For anyone who's ever wished she could completely forget she'd ever met her ex (and really, who hasn't felt this way at some point?), relief might be on the horizon.
American and Chinese researchers working together at a neural research facility in Georgia have discovered that flooding the brain of mice with a particular protein vital to learning and memory retention can selectively erase memory. While the mice are in the process of repeating an activity or encountering a toy they've already seen, simultaneously adding a burst of the protein leaves virtually no memory of the instance or object. All without otherwise harming brain function.
Sound familiar? Kate Winslet and Jim Carrey played ex-lovers who each had memories of the other erased in 2004's Eternal Sunshine of the Spotless Mind. While anyone who's seen the film knows how well that worked out for them, scientists say translating the memory erasure process from mice to humans is still "many steps removed."
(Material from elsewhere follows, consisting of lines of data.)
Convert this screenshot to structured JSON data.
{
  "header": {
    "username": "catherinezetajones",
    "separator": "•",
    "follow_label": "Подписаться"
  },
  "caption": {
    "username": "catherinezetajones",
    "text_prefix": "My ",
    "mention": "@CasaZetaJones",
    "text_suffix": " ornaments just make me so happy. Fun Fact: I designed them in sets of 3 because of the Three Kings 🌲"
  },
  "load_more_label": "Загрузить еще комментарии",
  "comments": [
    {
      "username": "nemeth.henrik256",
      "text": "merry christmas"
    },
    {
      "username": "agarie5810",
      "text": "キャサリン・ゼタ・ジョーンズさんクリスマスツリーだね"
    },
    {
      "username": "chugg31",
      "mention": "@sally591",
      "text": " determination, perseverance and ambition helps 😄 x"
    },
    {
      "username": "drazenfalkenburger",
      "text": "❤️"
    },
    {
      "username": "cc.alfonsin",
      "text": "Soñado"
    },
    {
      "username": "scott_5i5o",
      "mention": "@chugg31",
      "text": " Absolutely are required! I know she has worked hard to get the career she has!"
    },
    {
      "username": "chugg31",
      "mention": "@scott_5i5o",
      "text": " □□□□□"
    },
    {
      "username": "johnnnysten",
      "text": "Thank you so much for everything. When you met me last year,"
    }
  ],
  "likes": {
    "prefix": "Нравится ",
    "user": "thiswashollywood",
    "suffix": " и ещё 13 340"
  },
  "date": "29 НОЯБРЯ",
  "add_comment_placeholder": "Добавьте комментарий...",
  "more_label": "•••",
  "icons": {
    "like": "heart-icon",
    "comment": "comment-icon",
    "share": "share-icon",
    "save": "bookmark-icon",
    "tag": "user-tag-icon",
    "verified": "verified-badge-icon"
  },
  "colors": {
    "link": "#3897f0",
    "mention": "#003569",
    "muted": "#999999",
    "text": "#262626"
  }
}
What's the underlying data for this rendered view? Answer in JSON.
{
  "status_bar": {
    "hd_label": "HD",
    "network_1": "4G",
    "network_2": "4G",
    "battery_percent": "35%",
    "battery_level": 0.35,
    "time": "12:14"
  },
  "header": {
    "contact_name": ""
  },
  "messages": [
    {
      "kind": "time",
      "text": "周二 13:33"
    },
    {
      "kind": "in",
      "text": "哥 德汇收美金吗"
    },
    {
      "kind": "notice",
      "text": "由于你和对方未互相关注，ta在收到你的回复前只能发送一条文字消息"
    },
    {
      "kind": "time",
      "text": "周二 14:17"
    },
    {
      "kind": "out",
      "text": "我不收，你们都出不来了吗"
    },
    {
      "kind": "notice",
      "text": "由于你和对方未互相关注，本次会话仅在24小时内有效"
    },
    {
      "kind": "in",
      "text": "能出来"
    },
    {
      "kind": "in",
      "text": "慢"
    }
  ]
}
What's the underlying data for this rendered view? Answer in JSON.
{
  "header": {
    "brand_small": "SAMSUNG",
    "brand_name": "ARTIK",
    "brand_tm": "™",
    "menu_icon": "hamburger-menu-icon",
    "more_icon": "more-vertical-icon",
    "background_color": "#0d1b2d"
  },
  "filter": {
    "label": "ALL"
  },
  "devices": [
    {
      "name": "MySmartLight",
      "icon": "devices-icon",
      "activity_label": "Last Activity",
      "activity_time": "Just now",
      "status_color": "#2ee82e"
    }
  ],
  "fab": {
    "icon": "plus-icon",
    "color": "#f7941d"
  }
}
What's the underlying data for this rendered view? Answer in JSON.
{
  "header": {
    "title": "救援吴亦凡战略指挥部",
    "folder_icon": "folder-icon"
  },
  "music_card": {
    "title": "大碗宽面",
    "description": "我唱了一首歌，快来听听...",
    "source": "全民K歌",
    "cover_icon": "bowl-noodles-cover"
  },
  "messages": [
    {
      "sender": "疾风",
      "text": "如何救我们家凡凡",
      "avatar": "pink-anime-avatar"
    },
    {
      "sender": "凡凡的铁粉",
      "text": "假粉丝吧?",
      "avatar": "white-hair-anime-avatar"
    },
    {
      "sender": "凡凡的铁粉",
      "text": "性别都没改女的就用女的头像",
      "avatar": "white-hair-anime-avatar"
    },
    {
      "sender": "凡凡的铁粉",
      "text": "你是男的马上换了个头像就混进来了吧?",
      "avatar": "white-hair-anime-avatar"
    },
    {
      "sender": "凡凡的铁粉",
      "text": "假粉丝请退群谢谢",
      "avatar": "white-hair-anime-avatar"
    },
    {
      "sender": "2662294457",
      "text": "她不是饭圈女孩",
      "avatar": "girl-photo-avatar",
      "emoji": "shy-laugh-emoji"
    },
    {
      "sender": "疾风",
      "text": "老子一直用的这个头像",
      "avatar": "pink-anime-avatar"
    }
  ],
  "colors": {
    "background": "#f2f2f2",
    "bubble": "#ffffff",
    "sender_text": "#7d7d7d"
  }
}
Memory deletion could certainly have its cons. Science fiction has captured most of the pitfalls that widespread access to a memory-deleting treatment could bring (just imagine if the memory-erasing neuralyzer from the Men in Black films were to end up in a villian's hands), not to mention the value of learning from our past mistakes. Alternatively, according to Yahoo! News, erasing haunting memories could be a useful antidote for conditions like post traumatic stress disorder. We add "post 'what did I ever see in him?' disorder" to that list, too.
There is some cosmic principle that suggests we are forced to repeat the same mistakes until we learn the lesson they carry. So, maybe even with a fancy memory zapper in reach, using the standard breakup Rx is better than having to relive your first broken heart again and again.